8 心(第3/5页)

“我真的不知道。”神父回答。

安通神父带了线香,在迪雷诵读的时候,他只能在旅行箱上方无助地来回摆动香炉,身边的掘地人们咳嗽的咳嗽,画十字的画十字。

白昼的暑气,连同清晨在葡萄园的经历一起让我眩晕。我感到自己好像等待这具尸体出土已有多年,尽管我当天清晨才第一次听说此事。兹德拉夫克夫一行已然改变了一切,不知如何解释,我不再清楚自己在等待什么。我的背包搁在膝头,外公的遗物在对折的塑料袋里。我想知道,没有了他,它们看起来还是原样吗?他的表,他的钱包,他的帽子,因为他的缺席,你可能在跳蚤市场或任何人家的阁楼里发现它们。

打开旅行箱时要进行施洗仪式,用的是掘地人的草药瓶里藏着的圣水。由安通神父洒圣水,再由迪雷拉开拉链─不出意料,在地下埋了十几年后,拉链已经错位,卡住了。最后,他们一致同意用刀割开,有人跑去拿刀,纳达在露台上递给他一把餐刀。该从哪里下刀呢,掘地人好好思量了一番。迪雷举刀时,别人都屏住呼吸,然后,刀切进了皮革。仅仅一条裂缝,腐臭味几乎立刻扑面而来。尸体在呻吟。那种声音,好像压弦,在火堆和栏杆间紧张地延伸。我身后有人喊了一声上帝。无数手臂开始动作,沿着栏杆上下山坡的人们都开始画十字。

佐拉一直站在近旁观看,此刻,她的整个身体就像钢琴弦一样紧绷着。
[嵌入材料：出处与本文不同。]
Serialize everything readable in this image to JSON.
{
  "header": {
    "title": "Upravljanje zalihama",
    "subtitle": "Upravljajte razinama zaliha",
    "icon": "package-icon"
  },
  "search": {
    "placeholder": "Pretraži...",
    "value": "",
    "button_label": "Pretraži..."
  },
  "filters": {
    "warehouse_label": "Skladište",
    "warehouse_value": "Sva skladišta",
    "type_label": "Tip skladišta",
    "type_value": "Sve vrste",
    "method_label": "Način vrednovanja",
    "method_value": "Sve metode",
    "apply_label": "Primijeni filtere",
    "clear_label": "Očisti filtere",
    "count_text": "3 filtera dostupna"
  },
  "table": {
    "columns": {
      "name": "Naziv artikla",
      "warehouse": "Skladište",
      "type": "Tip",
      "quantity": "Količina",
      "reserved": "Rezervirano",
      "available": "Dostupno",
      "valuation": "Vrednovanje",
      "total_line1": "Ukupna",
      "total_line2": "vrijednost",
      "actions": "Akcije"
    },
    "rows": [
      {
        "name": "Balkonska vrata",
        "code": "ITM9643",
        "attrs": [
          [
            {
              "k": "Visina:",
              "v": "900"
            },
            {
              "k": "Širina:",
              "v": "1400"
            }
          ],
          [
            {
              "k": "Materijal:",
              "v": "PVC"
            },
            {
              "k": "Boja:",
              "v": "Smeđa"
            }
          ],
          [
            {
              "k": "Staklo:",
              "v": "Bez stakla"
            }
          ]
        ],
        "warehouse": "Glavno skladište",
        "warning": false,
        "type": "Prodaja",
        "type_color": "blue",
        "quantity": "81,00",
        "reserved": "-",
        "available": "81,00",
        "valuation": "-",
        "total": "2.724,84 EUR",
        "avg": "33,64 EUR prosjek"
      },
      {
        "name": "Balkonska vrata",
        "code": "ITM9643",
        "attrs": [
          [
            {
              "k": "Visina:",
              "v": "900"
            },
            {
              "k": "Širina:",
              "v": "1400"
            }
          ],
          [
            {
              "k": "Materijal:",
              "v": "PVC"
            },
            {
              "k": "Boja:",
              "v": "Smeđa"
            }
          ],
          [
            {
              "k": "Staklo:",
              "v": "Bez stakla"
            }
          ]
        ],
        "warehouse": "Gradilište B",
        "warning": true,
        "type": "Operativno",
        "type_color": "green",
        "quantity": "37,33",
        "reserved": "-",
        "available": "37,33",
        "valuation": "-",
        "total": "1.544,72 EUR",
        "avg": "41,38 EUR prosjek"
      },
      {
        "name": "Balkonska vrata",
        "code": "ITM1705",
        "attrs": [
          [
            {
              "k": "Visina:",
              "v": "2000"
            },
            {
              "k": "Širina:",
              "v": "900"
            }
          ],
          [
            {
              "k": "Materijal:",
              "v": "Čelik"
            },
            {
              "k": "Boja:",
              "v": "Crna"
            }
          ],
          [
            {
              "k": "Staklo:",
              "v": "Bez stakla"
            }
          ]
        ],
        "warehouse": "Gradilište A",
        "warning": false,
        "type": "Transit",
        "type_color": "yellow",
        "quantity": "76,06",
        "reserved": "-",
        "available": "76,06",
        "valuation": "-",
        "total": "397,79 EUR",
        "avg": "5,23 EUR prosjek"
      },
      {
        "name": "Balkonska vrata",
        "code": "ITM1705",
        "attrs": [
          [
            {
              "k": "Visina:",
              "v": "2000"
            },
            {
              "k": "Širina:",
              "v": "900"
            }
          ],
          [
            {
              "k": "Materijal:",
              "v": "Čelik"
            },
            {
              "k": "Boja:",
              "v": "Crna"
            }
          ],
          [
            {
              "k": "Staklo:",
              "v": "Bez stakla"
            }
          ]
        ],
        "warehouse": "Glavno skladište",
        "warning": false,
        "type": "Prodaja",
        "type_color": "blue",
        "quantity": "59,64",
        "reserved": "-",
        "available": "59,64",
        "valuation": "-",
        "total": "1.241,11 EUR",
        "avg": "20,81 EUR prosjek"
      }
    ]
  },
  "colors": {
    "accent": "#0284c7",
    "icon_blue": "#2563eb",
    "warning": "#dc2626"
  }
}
后来我才知道,在仪式开始前,她曾问过迪雷,他真的指望在箱子里找到一颗心脏吗,他的回答是:“你以为我是谁,白痴吗?”佐拉没有回答,这简直太稀罕了。现在,旅行箱里传出的呻吟声瞬间就让整个村子里的人陷入突发性的集体祈祷,她就再也忍不住了。“那只是压力减轻发出的声音。”她说得很响亮,也没有针对哪个人。

但掘地人都没有被唬住。念经声和祈祷声越来越响。安通神父拒绝触碰那只草药瓶,表明他不想用那圣水,而是继续耐心地在箱子上摇摆线香,香炉映照出渐沉的落日。佐拉等待下一个时机声张她的观点,但分分秒秒过去,并没有出现新的时机。她绕过葡萄园,朝我走来,攀上矮坡,在外套上蹭了蹭沾了泥土的手,然后站在我前方。我朝山石边挤了挤,给她腾出地方。

“我有一条口信给你。”她说。她把自己的外套递给我,再脱掉套衫。她把套衫叠起来垫在石头上,紧挨着我坐下来,拿回她的外套搭在膝盖上。“你外婆说:你要是打开那只袋子,连家都不用回了。”佐拉说的时候没有朝我看。她的脖子上有汗珠,刚才她离火堆太近了。“她特别强调了这一点。”

两个月前,佐拉开始用一种新牌子的香水,我到现在都没习惯那种味道,但是现在她坐在我身边,头发里有烟味,皮肤里透出这一整天的气息:酒精、肥皂和香烟的气息,还有她妈妈洗她的外套时用的洗衣粉的味道,金属耳钉浸了汗水的味道,这好像让她完全变回了我熟悉的那个佐拉。我以为她一定有话要说,但那些话默默消失在我们之间,我也不再记得曾经预备好的答案。

迪雷用草药瓶里的水沾湿了一块干净的抹布,正在把他的表亲搬出箱子,一块骨头一块骨头地搬,用布轻轻擦拭泛黄了的长长腿骨,再轻轻放在铺在地上的干净床单布上。别的掘地人聚拢在他身后,抽着烟,背对着栏杆。他们已经不去管什么仪式了,窃窃地交谈着,轻轻比画着,这或许仍是遵照村里老巫婆的指示,也可能归功于围观者们一连串的反应─他们猜想这个仪式最精彩的部分转瞬即逝,也就没多大兴趣继续旁观了。